Nara Roesler São Paulo is pleased to present Painting between Cracks and Cavities, a solo exhibition by Sérgio Sister, showcasing three different series of works developed by the artist over the past decades, including paintings such as Pontaletes, Ripas, and Caixas (Pilings, Slats, and Boxes). The exhibition is accompanied by an essay by Felipe Scovino.
Sister began his career in the 1960s, a period marked by significant political turbulence in Brazil with the rise of the Military Dictatorship. His early work was strongly influenced by Pop Art and the New Figuration. Engaged in the student movement, he was arrested and tortured, producing a significant body of work while in prison. After his release, he resumed his artistic career in the early 1980s, coinciding with a resurgence of painting both in Brazil and globally. Since then, his practice has focused on the fundamental elements of painting, such as color and surface, and their relationship with space.

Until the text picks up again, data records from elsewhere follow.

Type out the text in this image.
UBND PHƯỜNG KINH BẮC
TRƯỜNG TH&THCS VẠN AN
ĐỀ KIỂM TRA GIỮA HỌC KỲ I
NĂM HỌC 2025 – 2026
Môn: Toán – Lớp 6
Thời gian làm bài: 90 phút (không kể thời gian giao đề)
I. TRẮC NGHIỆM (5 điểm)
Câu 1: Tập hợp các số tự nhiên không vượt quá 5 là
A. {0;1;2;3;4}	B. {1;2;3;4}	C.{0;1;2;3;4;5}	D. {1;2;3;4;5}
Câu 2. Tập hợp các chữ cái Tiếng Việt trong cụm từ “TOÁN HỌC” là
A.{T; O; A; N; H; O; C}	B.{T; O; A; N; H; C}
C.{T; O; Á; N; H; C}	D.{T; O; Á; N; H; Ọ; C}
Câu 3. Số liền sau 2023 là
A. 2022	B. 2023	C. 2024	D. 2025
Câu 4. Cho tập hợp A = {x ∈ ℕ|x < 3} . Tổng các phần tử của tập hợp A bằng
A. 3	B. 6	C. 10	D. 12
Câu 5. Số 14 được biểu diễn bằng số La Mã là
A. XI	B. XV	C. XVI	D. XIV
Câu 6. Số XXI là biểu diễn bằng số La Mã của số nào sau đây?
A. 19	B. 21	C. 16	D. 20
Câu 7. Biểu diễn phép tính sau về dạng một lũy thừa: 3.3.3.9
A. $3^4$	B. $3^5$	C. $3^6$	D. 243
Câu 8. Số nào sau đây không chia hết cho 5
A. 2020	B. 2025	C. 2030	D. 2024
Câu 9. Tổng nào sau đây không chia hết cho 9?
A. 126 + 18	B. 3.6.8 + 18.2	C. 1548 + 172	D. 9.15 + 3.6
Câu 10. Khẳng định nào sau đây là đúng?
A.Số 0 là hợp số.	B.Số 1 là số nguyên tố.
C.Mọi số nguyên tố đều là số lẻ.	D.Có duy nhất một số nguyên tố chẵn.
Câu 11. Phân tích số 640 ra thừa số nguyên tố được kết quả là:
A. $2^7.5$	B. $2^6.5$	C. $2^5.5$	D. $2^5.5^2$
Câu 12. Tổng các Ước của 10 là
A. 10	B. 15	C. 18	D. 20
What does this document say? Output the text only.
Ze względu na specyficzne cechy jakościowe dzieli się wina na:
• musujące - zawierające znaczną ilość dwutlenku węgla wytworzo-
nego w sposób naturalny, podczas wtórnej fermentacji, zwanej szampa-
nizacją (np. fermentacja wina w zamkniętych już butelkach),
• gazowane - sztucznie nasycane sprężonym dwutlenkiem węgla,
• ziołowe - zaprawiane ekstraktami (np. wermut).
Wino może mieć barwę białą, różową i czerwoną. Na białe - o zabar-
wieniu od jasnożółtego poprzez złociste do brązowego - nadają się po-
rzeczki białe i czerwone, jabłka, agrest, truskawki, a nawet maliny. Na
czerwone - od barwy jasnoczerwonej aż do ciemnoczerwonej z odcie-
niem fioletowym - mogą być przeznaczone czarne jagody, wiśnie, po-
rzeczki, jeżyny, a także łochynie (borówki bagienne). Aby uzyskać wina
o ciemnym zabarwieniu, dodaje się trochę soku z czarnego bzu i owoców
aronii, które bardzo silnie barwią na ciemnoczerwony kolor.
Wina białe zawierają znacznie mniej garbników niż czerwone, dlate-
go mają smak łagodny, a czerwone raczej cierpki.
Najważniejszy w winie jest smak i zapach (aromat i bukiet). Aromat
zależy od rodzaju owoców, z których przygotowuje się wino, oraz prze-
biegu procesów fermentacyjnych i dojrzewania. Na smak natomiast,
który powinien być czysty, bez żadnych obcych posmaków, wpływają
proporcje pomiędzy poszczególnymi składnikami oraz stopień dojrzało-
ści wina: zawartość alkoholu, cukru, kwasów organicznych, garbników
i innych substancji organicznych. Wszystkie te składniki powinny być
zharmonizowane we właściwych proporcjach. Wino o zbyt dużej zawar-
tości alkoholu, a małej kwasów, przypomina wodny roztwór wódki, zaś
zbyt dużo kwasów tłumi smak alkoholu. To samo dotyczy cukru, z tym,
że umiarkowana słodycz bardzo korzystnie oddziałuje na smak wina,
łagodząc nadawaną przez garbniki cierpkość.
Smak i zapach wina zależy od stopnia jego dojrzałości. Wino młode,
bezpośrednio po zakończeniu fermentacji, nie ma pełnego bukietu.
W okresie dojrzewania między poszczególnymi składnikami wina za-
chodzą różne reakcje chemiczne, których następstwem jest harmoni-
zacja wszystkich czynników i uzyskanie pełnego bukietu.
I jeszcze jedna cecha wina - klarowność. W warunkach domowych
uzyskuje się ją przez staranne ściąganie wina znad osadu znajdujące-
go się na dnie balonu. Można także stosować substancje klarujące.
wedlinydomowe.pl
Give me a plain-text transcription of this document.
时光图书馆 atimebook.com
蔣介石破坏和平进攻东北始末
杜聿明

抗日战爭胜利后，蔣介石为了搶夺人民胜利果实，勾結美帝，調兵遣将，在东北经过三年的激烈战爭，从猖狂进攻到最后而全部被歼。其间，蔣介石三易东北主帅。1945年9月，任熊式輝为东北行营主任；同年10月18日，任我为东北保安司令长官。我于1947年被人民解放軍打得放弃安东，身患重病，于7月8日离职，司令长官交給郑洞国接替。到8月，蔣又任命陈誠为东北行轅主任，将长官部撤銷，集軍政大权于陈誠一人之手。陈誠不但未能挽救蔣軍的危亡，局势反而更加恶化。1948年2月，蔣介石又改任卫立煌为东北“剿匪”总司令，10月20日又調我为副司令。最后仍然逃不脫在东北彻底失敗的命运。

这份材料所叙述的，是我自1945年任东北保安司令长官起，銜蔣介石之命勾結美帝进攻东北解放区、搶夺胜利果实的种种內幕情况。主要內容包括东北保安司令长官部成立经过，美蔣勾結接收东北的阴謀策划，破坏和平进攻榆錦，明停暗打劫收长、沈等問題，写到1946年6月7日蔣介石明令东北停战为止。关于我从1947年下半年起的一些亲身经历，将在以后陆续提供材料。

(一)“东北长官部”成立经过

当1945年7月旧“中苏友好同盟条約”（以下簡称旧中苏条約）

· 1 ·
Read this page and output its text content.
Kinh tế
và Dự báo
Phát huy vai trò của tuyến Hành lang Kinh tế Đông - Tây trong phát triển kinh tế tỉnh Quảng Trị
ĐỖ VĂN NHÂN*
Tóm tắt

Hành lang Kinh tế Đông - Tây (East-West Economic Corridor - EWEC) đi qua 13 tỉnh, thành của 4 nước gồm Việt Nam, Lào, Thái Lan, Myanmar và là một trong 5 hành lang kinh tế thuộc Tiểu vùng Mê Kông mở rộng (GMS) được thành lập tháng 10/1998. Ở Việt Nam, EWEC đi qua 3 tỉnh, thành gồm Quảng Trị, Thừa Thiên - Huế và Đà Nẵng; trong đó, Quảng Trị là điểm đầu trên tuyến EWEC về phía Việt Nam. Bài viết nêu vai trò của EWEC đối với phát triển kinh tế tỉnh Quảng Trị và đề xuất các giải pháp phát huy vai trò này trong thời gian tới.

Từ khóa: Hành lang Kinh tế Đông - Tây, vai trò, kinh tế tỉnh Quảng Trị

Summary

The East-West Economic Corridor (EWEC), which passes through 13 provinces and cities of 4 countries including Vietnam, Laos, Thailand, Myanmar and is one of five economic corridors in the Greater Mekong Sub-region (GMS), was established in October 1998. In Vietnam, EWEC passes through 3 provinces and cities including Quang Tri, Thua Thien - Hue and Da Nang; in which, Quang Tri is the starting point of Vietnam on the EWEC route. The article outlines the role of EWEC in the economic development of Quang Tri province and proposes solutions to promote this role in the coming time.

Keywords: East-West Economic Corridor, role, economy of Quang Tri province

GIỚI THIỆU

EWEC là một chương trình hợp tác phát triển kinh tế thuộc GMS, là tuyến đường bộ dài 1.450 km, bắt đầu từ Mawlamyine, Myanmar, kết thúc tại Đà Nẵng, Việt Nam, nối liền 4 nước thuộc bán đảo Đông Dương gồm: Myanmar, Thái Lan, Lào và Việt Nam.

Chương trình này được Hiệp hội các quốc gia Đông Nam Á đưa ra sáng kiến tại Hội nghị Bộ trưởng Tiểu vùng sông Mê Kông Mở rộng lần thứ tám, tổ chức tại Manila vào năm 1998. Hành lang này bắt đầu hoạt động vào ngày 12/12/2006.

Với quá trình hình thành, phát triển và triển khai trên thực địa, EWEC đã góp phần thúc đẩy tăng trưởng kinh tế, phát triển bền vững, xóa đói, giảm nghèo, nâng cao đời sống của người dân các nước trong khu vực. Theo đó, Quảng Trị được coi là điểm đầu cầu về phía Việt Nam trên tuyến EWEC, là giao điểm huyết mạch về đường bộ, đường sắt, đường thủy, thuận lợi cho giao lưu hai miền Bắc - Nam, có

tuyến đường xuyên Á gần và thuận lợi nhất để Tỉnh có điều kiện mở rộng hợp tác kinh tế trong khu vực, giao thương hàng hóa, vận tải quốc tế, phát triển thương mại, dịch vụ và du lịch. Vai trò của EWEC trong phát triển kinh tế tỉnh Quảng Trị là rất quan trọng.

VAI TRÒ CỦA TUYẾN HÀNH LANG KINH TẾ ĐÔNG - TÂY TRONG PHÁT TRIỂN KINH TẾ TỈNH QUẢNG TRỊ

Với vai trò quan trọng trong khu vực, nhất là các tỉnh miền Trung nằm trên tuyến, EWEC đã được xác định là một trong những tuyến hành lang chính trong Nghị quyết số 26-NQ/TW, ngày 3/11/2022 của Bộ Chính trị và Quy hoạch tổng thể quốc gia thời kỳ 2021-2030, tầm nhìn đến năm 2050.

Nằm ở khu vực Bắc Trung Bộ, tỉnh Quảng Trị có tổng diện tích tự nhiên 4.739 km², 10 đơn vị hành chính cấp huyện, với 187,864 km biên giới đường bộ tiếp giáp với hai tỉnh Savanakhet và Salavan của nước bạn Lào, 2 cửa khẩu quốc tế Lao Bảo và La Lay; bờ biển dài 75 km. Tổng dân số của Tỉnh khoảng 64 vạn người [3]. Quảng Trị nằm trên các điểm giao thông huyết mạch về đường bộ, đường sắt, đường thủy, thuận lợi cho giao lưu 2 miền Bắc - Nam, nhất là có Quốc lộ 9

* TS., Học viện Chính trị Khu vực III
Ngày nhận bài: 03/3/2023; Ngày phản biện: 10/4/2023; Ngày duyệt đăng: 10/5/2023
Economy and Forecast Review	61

In this exhibition, the paintings on canvas consist of diptychs and polyptychs of distinct colors joined together by metal plates, which are themselves often painted in other colors, creating narrow intervals between the canvases. As described by critic Felipe Scovino: "These pieces demand a modular construction, yet also possess autonomy." While Sister reaffirms the monochrome of each canvas and its flatness, he creates a sort of "break" through these intervals, embracing a sense of three-dimensionality.
Another significant body of work featured in the exhibition is the Caixas (Boxes) series, in which the artist creates structures that resemble wooden boxes used for transporting and storing fruits and vegetables in street markets and supermarkets, painting the strips in different colors. This three-dimensional approach allows for an interaction between the shades, expanding the realm of painting to encompass found objects. The exhibition includes works from the Ripas (Slats) series, which further the investigation of color and three-dimensionality, as well as engage in a dialogue with prominent names from Brazilian art history such as Willys de Castro, along with three paintings made on kozo paper, made from rice fiber, which the artist has used since the late 1980s. Noteworthy for its rarity, kozo paper also stands out for its great flexibility and durability. The works in this series possess a more organic character than his earlier works, showing greater freedom and less geometric rigor.